FIRST, A FULL DISCLOSURE. My first jobs at the Christian Science Publishing Society involved marketing research in support of The Christian Science Monitor's advertising and circulation sales activities, as well as editorial product evaluation. I came to the work as a lifelong Christian Scientist and a longtime subscriber and reader. Also, as an unrepentant news junkie and unabashed fan of the Monitor.
Whenever I met with advertisers, ad agencies, media research suppliers, and research colleagues from other news organizations, it was a privilege to represent such a respected name in journalism. But my dream job? I wanted to be a Monitor foreign correspondent. I wasn't long out of journalism graduate school and had worked as an editor and writer for nonprofit organizations in Chicago. It's one thing to dream of filing dispatches from Africa, though, and another to feel a calling and relentlessly follow it. I did, however, feel called to care about Africa and Africans, to pray about the global human family and its health and welfare, and that's how my deeper engagement with the Monitor has developed.

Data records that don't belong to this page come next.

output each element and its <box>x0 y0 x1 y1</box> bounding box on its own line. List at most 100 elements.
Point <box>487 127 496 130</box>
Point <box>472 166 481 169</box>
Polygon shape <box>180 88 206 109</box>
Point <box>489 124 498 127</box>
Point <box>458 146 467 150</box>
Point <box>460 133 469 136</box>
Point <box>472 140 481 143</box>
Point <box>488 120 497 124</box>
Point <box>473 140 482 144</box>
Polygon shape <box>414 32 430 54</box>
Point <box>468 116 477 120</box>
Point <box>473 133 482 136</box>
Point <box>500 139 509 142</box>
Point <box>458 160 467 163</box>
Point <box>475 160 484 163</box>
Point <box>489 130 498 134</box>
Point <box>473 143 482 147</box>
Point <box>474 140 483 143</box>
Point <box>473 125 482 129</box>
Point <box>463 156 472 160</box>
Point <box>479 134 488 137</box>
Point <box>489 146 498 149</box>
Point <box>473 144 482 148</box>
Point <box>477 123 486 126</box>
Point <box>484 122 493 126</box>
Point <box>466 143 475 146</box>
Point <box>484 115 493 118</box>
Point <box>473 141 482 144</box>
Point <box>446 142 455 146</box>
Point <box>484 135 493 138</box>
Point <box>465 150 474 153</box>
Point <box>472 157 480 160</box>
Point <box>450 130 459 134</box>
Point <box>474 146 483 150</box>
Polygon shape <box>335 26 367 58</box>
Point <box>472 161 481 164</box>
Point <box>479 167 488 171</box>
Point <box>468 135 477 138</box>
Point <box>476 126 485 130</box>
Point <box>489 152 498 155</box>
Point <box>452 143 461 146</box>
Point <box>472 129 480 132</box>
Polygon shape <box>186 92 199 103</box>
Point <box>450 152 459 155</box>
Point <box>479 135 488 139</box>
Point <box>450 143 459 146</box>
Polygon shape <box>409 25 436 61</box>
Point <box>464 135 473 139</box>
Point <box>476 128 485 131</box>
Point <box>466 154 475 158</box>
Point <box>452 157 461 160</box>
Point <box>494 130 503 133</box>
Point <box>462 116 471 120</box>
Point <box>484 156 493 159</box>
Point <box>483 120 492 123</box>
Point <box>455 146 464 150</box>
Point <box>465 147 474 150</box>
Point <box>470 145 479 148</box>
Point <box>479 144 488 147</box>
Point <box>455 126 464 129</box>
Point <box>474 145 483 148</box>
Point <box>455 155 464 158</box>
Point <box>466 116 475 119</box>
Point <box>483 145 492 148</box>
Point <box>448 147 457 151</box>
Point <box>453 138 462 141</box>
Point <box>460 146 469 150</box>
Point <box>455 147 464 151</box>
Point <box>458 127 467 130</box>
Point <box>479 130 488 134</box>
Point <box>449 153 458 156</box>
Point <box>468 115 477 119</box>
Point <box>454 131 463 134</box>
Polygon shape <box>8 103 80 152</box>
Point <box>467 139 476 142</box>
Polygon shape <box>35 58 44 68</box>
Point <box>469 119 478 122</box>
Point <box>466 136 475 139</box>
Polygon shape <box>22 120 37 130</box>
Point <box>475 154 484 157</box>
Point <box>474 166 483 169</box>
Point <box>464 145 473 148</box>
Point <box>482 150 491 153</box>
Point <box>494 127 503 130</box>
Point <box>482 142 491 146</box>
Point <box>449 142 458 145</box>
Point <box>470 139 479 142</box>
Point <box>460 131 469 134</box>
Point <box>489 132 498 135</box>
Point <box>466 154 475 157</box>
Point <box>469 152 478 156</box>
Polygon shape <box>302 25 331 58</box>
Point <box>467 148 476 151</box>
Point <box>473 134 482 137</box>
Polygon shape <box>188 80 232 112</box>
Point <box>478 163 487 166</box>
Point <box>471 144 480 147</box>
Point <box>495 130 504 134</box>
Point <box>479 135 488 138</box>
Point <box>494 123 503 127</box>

This line of evolving engagement has paralleled my growing appreciation for the Bible's story of Jonah. In the first phase of my love of the story, Jonah was a vivid tale of adventure. When I was a kid, the image of a fish that swallowed a man whole probably tripled my usual attention span in Sunday School class. A fish big enough to inhabit for three days was a truly cool thing to talk about and draw, using some radical-for-those-times colored pencils that our teacher brought to class. But my Sunday School teacher's message was simple and Christian. Obeying God is a good and right thing to do.